A conversão do dinheiro em política e da política em dinheiro, faz parte  do “ser social” do capital. Nele, o dinheiro necessariamente faz a mediação do fazer político, ora como moldagem da ação, construindo, limitando ou ampliando a potência construtiva ou destrutiva da política; ora, sendo ele mesmo (o dinheiro) o conteúdo da política, quando, de forma direta,   compra e vende consciências, posições e organismos invisíveis, legais ou ilegais, para constituir o fazer político  com o objetivo de acumular.

Sem desrespeitar frontalmente as leis, mas afrontando princípios da constituição democrática, a “dinheirização” da política com a “compra” de siglas e o financiamento empresarial legal de partidos e eleições, são procedimentos tão substancialmente corruptos como as ilegalidades que promovem interesses de empresas ou carreiras corrompidas, às vezes consideradas como excepcionais. Este sistema opera, para ser eficaz, naquela “zona gris”, como diria Ibsen, não necessariamente contra a lei, mas tampouco moralmente correta ou legítima, do ponto de vista dos princípios da ordem constitucional democrática.

No campo mais rebelde e fragmentário da crise democrática, as novas formas de luta, inclusive as militâncias “pré-figurativas” que se conformam como resistência e moda política (que não se sabe, ainda, para onde se dirigem), sejam elas de natureza ambientalista  (“Salvem as baleias!”), seja através da exibição do “valor” do corpo, como protesto; seja através de ações diretas contra a ordem do capital, todas elas como formas de militância, necessitam de uma estética apropriada, com custos para que possam ser devidamente midiatizadas.
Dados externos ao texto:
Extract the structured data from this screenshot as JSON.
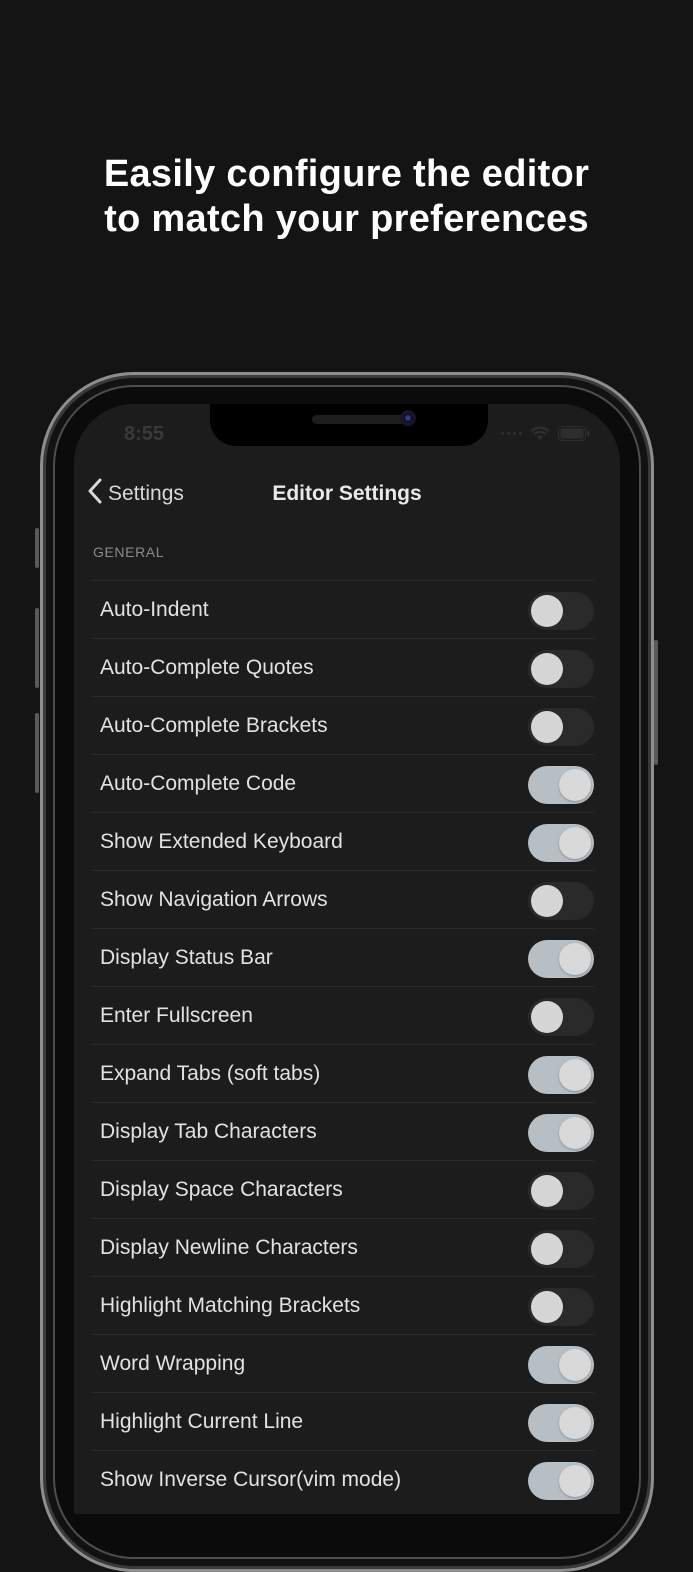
{
  "headline": {
    "line1": "Easily configure the editor",
    "line2": "to match your preferences"
  },
  "status_bar": {
    "time": "8:55"
  },
  "nav": {
    "back_label": "Settings",
    "title": "Editor Settings"
  },
  "section": {
    "header": "GENERAL"
  },
  "settings": [
    {
      "label": "Auto-Indent",
      "on": false
    },
    {
      "label": "Auto-Complete Quotes",
      "on": false
    },
    {
      "label": "Auto-Complete Brackets",
      "on": false
    },
    {
      "label": "Auto-Complete Code",
      "on": true
    },
    {
      "label": "Show Extended Keyboard",
      "on": true
    },
    {
      "label": "Show Navigation Arrows",
      "on": false
    },
    {
      "label": "Display Status Bar",
      "on": true
    },
    {
      "label": "Enter Fullscreen",
      "on": false
    },
    {
      "label": "Expand Tabs (soft tabs)",
      "on": true
    },
    {
      "label": "Display Tab Characters",
      "on": true
    },
    {
      "label": "Display Space Characters",
      "on": false
    },
    {
      "label": "Display Newline Characters",
      "on": false
    },
    {
      "label": "Highlight Matching Brackets",
      "on": false
    },
    {
      "label": "Word Wrapping",
      "on": true
    },
    {
      "label": "Highlight Current Line",
      "on": true
    },
    {
      "label": "Show Inverse Cursor(vim mode)",
      "on": true
    }
  ],
  "colors": {
    "background": "#141414",
    "screen": "#1c1c1c",
    "toggle_on": "#b7bec4",
    "toggle_off": "#2a2a2a"
  }
}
Não há, hoje, política sem dinheiro ou qualquer disputa pública importante sem custo.
 
As reformas para reduzir a “dinheirização” da política, conter custos das campanhas, reduzir a desigualdade de meios e desestimular as militâncias mercenárias, que são produtos do dinheiro de fontes, tanto legais como ilegais, é o mínimo que poderá alterar a rota decandentista da nossa democracia.

A crise da nossa democracia, hoje, está representada, midiaticamente, pela corrupção, que as empresas de comunicação  tradicionais identificam mecanicamente com a política e com os políticos, para se apropriarem da agenda política nacional e monopolizarem a formação da opinião política de uma maneira totalitária. Mas, a essência da crise é a “dinheirização”, legal ou ilegal, cada vez mais forte da política, porque através deste mecanismo de controle, a democracia decai da sua autonomia relativa (moldada pela consciência dos indivíduos livres), para se tornar um movimento cada vez mais mercantil e dependente, que sufoca a promessa das Grandes Revoluções – da Gloriosa e da Francesa –  de igualdade e inviolabilidade dos direitos.